S&P added that it thinks global air passenger traffic could drop by 50pc in 2020, in line with forecasts by the International Air Transport Association (IATA).
Rating agency Fitch currently has Rolls-Royce on BBB+, two notches above junk, while Moody’s is at Baa3, one notch above non-investment grade.
A spokesperson for the blue-chip company said: “While it is disappointing to lose our investment grade rating with S&P, none of our borrowing facilities contain covenants or credit rating triggers that demand early repayment nor do any of our contracts with airlines.”
Last week the company announced proposals to reduce its cost base in order to adapt to lower medium-term demand from customers.
It said it would axe at least 9,000 jobs, largely from its civil aerospace division, which represents almost a fifth of its workforce. It is feared that thousands more roles will disappear in Rolls’ supply chain as firms which rely on its custom cut back too.

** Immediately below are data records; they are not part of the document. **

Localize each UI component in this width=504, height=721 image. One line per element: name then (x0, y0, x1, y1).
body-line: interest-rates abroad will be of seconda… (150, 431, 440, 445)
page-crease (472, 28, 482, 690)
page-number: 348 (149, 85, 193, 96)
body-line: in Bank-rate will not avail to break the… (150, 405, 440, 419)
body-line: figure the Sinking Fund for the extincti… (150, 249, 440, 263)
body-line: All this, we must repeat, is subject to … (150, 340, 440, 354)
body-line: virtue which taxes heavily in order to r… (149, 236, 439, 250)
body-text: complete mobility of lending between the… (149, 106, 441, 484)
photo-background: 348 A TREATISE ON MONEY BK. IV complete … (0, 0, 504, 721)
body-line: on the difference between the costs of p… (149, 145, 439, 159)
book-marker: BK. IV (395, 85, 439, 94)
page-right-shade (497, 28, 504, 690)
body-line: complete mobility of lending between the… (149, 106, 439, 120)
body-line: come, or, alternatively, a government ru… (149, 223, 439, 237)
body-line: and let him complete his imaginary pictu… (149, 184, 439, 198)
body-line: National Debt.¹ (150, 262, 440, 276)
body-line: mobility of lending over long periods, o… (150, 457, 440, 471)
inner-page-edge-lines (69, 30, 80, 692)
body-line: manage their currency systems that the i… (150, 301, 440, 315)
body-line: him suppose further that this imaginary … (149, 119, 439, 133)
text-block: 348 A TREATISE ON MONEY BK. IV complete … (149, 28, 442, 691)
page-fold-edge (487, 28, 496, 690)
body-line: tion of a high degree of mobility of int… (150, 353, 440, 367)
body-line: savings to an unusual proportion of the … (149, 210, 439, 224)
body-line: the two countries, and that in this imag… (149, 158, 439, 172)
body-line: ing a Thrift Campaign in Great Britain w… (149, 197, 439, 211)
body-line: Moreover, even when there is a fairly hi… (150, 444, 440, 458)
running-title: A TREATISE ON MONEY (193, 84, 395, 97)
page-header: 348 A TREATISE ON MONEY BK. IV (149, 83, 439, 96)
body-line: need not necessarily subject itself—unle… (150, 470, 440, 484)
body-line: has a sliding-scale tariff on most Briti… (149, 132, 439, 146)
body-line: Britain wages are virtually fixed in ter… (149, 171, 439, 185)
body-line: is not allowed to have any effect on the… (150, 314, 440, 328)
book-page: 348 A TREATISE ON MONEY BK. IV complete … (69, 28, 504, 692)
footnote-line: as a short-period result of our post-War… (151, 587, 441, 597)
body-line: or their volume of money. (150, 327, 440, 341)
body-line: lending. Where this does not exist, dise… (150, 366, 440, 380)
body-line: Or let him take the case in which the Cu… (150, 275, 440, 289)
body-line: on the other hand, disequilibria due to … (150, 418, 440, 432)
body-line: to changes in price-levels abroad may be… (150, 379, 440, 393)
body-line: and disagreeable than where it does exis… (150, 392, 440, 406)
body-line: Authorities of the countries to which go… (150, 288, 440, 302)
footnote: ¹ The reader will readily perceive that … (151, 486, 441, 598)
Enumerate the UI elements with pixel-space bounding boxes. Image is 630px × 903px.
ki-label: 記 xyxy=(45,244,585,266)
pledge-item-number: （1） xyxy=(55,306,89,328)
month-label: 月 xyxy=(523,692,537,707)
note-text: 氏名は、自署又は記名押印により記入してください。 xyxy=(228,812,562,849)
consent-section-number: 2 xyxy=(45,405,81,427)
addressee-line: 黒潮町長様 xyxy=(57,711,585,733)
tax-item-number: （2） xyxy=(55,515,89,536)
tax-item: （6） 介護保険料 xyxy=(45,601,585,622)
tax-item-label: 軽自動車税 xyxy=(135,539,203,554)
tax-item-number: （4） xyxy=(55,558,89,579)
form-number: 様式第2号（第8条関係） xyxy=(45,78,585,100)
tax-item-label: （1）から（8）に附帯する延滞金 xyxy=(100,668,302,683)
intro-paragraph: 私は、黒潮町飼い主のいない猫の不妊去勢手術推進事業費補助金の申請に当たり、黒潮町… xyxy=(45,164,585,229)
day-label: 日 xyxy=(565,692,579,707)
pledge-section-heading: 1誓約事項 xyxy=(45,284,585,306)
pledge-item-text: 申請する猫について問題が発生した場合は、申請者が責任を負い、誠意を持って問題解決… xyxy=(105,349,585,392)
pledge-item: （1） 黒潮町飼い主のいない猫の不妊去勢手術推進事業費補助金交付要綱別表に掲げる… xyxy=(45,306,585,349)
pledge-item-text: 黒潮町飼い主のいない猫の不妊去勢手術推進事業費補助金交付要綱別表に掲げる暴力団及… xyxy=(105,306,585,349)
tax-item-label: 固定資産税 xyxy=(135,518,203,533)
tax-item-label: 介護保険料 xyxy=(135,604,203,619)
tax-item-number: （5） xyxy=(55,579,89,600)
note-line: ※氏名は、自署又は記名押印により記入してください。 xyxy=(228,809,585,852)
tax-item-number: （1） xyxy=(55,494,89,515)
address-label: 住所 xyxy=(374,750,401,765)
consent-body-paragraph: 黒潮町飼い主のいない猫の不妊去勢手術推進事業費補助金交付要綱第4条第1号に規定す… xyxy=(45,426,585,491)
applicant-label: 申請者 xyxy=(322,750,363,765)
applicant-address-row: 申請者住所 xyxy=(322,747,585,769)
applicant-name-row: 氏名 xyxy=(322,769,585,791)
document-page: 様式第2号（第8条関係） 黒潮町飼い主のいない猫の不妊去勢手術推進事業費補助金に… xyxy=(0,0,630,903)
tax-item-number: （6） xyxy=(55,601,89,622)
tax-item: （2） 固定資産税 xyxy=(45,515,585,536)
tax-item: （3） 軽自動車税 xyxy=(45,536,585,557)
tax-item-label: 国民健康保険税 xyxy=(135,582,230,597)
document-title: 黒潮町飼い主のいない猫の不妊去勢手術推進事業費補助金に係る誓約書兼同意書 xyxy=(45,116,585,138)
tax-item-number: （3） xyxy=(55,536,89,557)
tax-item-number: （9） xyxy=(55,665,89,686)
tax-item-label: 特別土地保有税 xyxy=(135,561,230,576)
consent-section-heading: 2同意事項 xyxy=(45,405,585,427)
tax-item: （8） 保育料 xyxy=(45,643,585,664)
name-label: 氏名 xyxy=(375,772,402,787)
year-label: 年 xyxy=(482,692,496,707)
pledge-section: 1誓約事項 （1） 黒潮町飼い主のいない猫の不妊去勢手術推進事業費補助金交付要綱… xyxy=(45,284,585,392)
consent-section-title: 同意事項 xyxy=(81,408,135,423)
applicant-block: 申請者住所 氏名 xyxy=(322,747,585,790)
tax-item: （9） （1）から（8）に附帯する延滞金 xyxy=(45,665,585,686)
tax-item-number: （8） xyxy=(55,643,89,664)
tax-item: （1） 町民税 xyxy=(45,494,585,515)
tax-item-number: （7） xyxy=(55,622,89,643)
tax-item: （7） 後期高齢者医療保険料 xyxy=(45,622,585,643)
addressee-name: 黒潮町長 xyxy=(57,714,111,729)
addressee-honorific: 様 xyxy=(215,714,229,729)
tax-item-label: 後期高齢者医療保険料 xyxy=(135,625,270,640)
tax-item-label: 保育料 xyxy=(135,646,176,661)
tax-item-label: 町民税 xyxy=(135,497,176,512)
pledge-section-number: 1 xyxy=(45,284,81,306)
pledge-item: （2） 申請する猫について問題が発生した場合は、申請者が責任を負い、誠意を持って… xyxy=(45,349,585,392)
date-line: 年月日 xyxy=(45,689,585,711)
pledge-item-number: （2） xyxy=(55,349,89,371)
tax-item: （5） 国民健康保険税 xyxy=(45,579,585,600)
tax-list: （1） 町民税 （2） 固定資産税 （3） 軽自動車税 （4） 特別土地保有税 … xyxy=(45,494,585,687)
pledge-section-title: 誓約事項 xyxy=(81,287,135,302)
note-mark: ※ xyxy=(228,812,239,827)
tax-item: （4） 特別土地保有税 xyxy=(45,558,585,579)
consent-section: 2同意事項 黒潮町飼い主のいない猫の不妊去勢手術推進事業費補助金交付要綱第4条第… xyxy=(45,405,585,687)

Chief executive Warren East warned the company’s axe will fall hardest in the UK as it embarks on a major reorganisation to survive.
Just over half of Rolls’ staff are employed in civil aerospace business, 15,650 of them in Britain and mainly around the company’s Derby heartland.
The restructuring drive is expected to save Rolls about £1.3bn a year, with job losses accounting for £700m of the total. The rest will come from reduced spending on the likes of equipment and property.